Partly I think this has something to do with the medium’s versatility. Posters do big coverage and big frequency. Most other media only do one or the other. So there’s a natural capacity to add extra consumer contacts where and when it matters most. Outdoor reaches people when they’re outdoors. Not rocket science admittedly, but it’s important. Most other media don’t, which means that most other media can’t reach people when they’re on their way to buy something. So posters remind people to buy whatever it is they read about or viewed last night. Or posters suggest which website people might visit at their desk while having that first cuppa before starting work, or when logging on at home after a day at the office. With posters, the people you reach most are the people you most want to reach. The young, affluent ones who are (generally) hardest to reach with other media. So outdoor once again provides an ideal complement.

So far so speculative. What hard evidence is there to support this intriguing hypothesis? Fortunately there’s plenty, so I’ll just focus on some of the most recent and arguably most interesting. The Outdoor Advertising Association recently commissioned a project from Omnicom’s BrandScience investigating outdoor’s contribution to sales uplift when measured econometrically.
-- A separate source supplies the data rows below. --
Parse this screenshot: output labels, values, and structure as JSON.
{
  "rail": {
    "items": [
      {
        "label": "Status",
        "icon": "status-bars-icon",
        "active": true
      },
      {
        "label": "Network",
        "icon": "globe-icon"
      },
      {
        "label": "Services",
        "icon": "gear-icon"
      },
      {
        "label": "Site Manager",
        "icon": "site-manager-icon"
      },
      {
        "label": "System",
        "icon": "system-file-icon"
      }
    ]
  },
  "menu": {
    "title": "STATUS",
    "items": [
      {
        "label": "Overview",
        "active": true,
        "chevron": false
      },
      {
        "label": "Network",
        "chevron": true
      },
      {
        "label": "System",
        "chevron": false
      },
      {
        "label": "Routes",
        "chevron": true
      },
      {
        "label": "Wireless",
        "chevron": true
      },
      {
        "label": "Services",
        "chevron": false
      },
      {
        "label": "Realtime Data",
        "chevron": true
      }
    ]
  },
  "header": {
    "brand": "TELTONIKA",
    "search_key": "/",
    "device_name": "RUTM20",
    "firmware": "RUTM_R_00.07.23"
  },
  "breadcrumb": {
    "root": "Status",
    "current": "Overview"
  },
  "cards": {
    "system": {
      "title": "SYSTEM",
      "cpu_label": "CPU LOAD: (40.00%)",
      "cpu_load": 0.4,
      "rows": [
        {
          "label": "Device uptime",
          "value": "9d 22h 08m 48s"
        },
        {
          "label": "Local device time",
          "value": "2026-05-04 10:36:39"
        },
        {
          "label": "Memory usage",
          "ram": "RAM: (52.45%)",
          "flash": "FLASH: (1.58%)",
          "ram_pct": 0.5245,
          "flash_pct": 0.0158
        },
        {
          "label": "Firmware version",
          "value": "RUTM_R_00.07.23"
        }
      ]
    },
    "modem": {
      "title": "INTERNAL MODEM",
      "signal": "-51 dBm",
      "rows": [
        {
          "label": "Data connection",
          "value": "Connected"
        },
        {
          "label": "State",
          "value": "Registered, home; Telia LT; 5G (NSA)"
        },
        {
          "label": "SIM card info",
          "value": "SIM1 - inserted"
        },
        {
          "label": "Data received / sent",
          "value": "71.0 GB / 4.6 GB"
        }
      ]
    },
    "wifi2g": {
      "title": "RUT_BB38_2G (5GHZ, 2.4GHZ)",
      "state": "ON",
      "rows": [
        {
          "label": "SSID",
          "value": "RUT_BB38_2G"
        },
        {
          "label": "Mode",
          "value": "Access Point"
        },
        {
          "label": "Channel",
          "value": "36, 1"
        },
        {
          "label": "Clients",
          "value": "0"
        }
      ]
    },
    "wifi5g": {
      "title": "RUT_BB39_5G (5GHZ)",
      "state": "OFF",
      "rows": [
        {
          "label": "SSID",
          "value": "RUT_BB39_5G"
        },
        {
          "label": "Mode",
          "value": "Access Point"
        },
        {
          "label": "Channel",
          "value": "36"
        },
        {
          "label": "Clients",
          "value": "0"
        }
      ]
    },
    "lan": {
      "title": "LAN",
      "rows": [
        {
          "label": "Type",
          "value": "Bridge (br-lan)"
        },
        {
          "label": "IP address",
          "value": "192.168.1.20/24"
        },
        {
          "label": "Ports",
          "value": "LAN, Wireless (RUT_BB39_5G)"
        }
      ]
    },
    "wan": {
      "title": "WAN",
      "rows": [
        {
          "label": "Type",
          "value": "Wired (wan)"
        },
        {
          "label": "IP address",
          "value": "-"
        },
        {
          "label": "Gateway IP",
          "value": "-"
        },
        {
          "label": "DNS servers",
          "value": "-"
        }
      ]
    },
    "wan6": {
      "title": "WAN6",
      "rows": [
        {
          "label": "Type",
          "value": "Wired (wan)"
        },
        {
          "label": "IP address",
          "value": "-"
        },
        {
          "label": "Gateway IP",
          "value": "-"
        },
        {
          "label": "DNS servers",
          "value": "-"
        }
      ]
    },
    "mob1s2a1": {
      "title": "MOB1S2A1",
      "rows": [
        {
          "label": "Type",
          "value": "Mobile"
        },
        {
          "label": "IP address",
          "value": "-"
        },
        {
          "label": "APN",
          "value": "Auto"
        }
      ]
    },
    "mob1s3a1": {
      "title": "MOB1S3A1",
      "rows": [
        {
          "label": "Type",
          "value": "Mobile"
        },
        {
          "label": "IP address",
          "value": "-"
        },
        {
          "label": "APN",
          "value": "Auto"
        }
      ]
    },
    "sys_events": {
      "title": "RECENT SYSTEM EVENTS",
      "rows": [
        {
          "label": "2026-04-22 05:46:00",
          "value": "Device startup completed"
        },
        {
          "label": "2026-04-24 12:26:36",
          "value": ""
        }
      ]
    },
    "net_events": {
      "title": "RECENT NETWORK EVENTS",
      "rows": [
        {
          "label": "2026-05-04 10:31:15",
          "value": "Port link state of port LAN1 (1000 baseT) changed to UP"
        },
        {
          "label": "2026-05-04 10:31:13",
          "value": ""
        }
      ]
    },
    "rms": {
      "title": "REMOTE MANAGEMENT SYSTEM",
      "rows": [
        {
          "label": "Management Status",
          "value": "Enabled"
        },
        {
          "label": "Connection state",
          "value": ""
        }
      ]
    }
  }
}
Yes, you read that correctly. Econometrics being used to prove that outdoor works? Surely not? But this is indeed the case. The BrandScience vault contains data on around 400 individual mixed-media campaigns, and in-depth analysis of the results has revealed some fascinating learnings. For FMCG brands, the greater the outdoor expenditure the better the ROI it generates. More interestingly, the more outdoor is used, the better the ROI generated by the accompanying TV activity. Outdoor makes TV work harder. Similarly the most recent results (as yet not fully released) indicate that in the Retail sector the greater the expenditure on posters the better the ROI for print advertising when combined in the same campaign.

So posters, whilst admirably effective in their own right, clearly have an ability to increase the returns generated by other communications channels. Or, put another way, outdoor is the medium that works harder than any other medium to make other media work harder!